Uber is a good example. It owns the relationship with app users (in contrast to taxi companies that had no persistent relationship with their customers). They incur almost no marginal cost for each additional ride a user takes (as compared to taxis themselves, which have to pay for fuel and depreciation on their vehicles). And there’s a flywheel effect where acquiring more users attracts more drivers, and in turn, greater driver coverage attracts more users, and so on, which decreases acquisition costs for both supply and demand.

There are some important subtleties in aggregation theory that I won’t do justice to here — but do go read Ben’s work on the subject if you aren’t already familiar with it.

I believe that aggregation theory is also playing out inside companies’ tech stacks.

Aggregator Service in a Stack

Each of these canonical products in a stack that serve to aggregate even one facet of one layer of a company’s virtual platform are effectively “aggregator” services — with dynamics that are very similar to aggregation theory in the Internet at large.

These in-stack aggregators:

  1. Own a relationship with users — such as being their UI for communications and collaboration (e.g., Slack) or the reference “source of truth” for a set of data (e.g., Snowflake).
  2. Incur zero marginal costs for serving users. For example, no matter how many channels and conversations you’re having over Slack, the marginal cost to the company (and to Slack) is essentially zero. Companies often pay per-seat license fees or volume of storage fees, but increased usage by those paid seats over their paid storage is effectively free.
  3. Benefit from demand-driven network effects. Once you have onboarding, training, and enablement resources in place, adding more users decreases their marginal cost. (Even per-seat licenses are often discounted as your number of users scales.) On the supply-side, often apps integrate to the aggregator service — e.g., all the apps that integrate to Slack or Snowflake — at no cost to either the aggregator or the company using that service. At the same time, the more users and the more integrations you have through the aggregator service, the more value you unlock.

As with Internet-scale aggregation theory, there are subtleties with these costs and network effects that cause some aggregators to be stronger than others.

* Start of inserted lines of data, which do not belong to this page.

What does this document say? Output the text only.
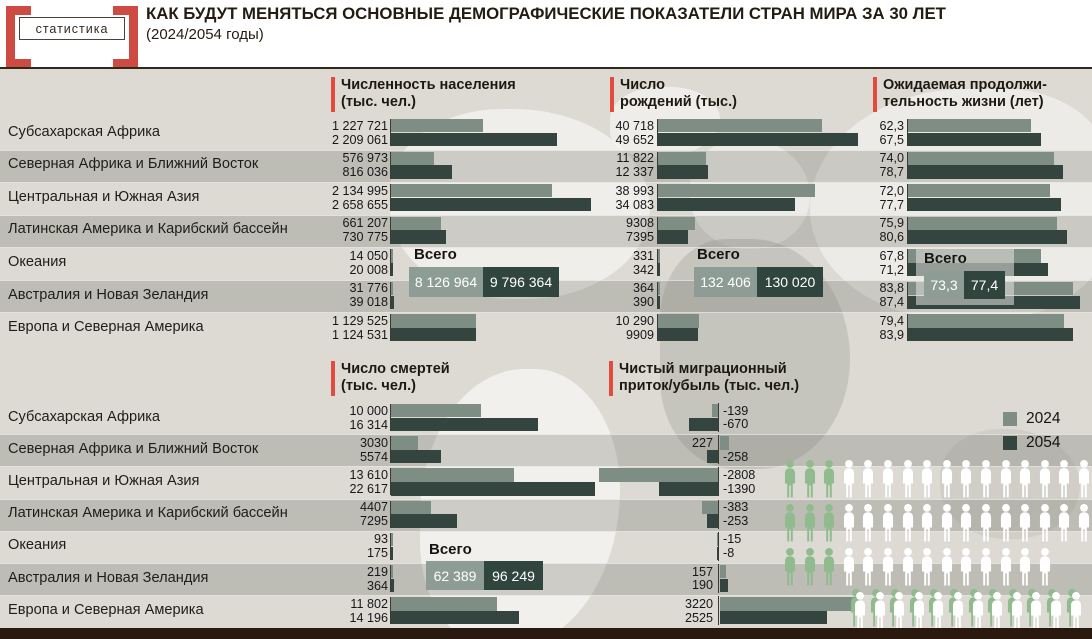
Субсахарская Африка
Северная Африка и Ближний Восток
Центральная и Южная Азия
Латинская Америка и Карибский бассейн
Океания
Австралия и Новая Зеландия
Европа и Северная Америка
Субсахарская Африка
Северная Африка и Ближний Восток
Центральная и Южная Азия
Латинская Америка и Карибский бассейн
Океания
Австралия и Новая Зеландия
Европа и Северная Америка
1 227 721
2 209 061
576 973
816 036
2 134 995
2 658 655
661 207
730 775
14 050
20 008
31 776
39 018
1 129 525
1 124 531
40 718
49 652
11 822
12 337
38 993
34 083
9308
7395
331
342
364
390
10 290
9909
62,3
67,5
74,0
78,7
72,0
77,7
75,9
80,6
67,8
71,2
83,8
87,4
79,4
83,9
10 000
16 314
3030
5574
13 610
22 617
4407
7295
93
175
219
364
11 802
14 196
-139
-670
227
-258
-2808
-1390
-383
-253
-15
-8
157
190
3220
2525
статистика
КАК БУДУТ МЕНЯТЬСЯ ОСНОВНЫЕ ДЕМОГРАФИЧЕСКИЕ ПОКАЗАТЕЛИ СТРАН МИРА ЗА 30 ЛЕТ
(2024/2054 годы)
Численность населения
(тыс. чел.)
Число
рождений (тыс.)
Ожидаемая продолжи-
тельность жизни (лет)
Число смертей
(тыс. чел.)
Чистый миграционный
приток/убыль (тыс. чел.)
Всего
8 126 964 9 796 364
Всего
132 406 130 020
Всего
73,3 77,4
Всего
62 389	96 249
2024
2054
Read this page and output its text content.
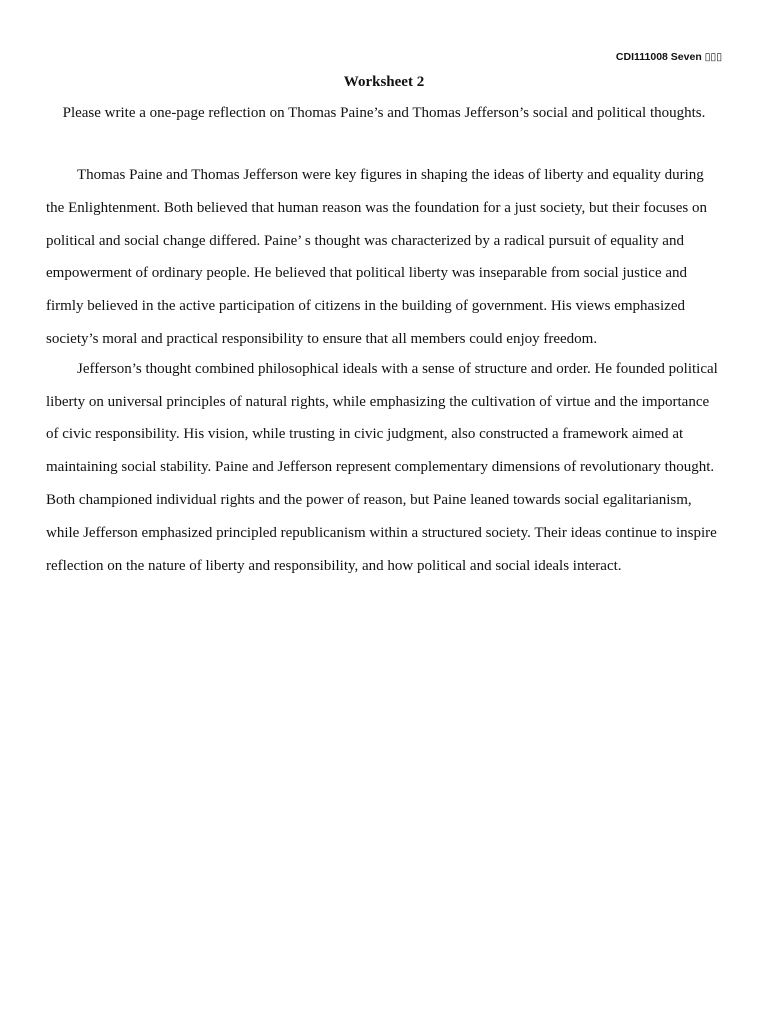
CDI111008 Seven ▯▯▯
Worksheet 2
Please write a one-page reflection on Thomas Paine’s and Thomas Jefferson’s social and political thoughts.

Thomas Paine and Thomas Jefferson were key figures in shaping the ideas of liberty and equality during the Enlightenment. Both believed that human reason was the foundation for a just society, but their focuses on political and social change differed. Paine’ s thought was characterized by a radical pursuit of equality and empowerment of ordinary people. He believed that political liberty was inseparable from social justice and firmly believed in the active participation of citizens in the building of government. His views emphasized society’s moral and practical responsibility to ensure that all members could enjoy freedom.

Jefferson’s thought combined philosophical ideals with a sense of structure and order. He founded political liberty on universal principles of natural rights, while emphasizing the cultivation of virtue and the importance of civic responsibility. His vision, while trusting in civic judgment, also constructed a framework aimed at maintaining social stability. Paine and Jefferson represent complementary dimensions of revolutionary thought. Both championed individual rights and the power of reason, but Paine leaned towards social egalitarianism, while Jefferson emphasized principled republicanism within a structured society. Their ideas continue to inspire reflection on the nature of liberty and responsibility, and how political and social ideals interact.
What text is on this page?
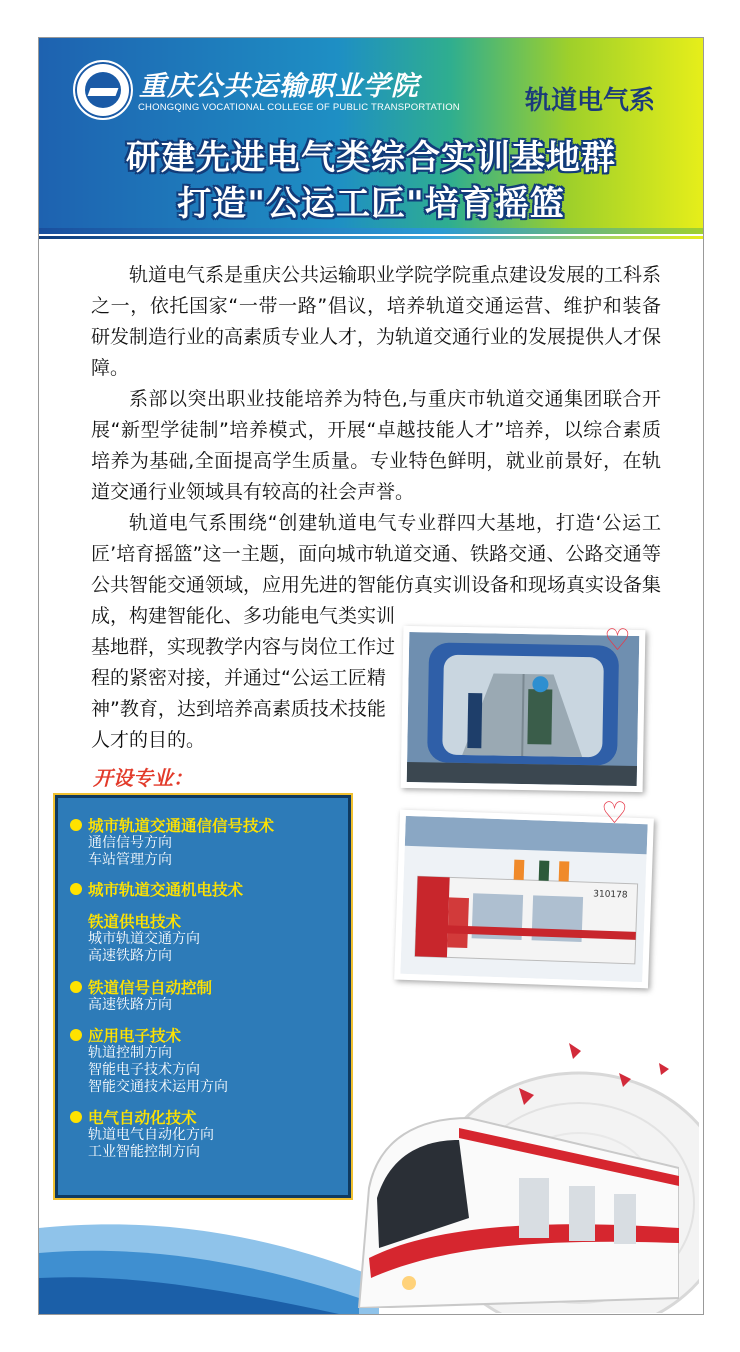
重庆公共运输职业学院
CHONGQING VOCATIONAL COLLEGE OF PUBLIC TRANSPORTATION	轨道电气系
研建先进电气类综合实训基地群
打造"公运工匠"培育摇篮

轨道电气系是重庆公共运输职业学院学院重点建设发展的工科系之一，依托国家“一带一路”倡议，培养轨道交通运营、维护和装备研发制造行业的高素质专业人才，为轨道交通行业的发展提供人才保障。

系部以突出职业技能培养为特色,与重庆市轨道交通集团联合开展“新型学徒制”培养模式，开展“卓越技能人才”培养，以综合素质培养为基础,全面提高学生质量。专业特色鲜明，就业前景好，在轨道交通行业领域具有较高的社会声誉。

轨道电气系围绕“创建轨道电气专业群四大基地，打造‘公运工匠’培育摇篮”这一主题，面向城市轨道交通、铁路交通、公路交通等公共智能交通领域，应用先进的智能仿真实训设备和现场真实设备集成，构建智能化、多功能电气类实训

基地群，实现教学内容与岗位工作过程的紧密对接，并通过“公运工匠精神”教育，达到培养高素质技术技能人才的目的。

♡
310178
♡
开设专业：
城市轨道交通通信信号技术
通信信号方向
车站管理方向
城市轨道交通机电技术
铁道供电技术
城市轨道交通方向
高速铁路方向
铁道信号自动控制
高速铁路方向
应用电子技术
轨道控制方向
智能电子技术方向
智能交通技术运用方向
电气自动化技术
轨道电气自动化方向
工业智能控制方向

But in broad strokes, it seems like most products gaining ground as a canonical service in a company’s heterogeneous tech stack are likely benefiting from aggregation theory.

Now, that’s looking at it from the perspective of aggregation within a company’s stack.

It’s also likely that many products — but not all — that are aggregators within individual stacks are also aggregators within the larger market for their capability. It really depends on if they’re able to achieve network effects across customers.

Continuing with our example of Slack, because so many different apps integrate with Slack, Slack becomes more attractive to companies to adopt. In turn, that larger user base attracts even more apps to integrate, and so on. The marginal cost for Slack to have an app build an integration to them — and then deliver that value to customers — is zero.

Of course, this makes them a more dominant aggregator inside an individual stack too.

And it’s a pretty direct illustration of why integration = aggregation.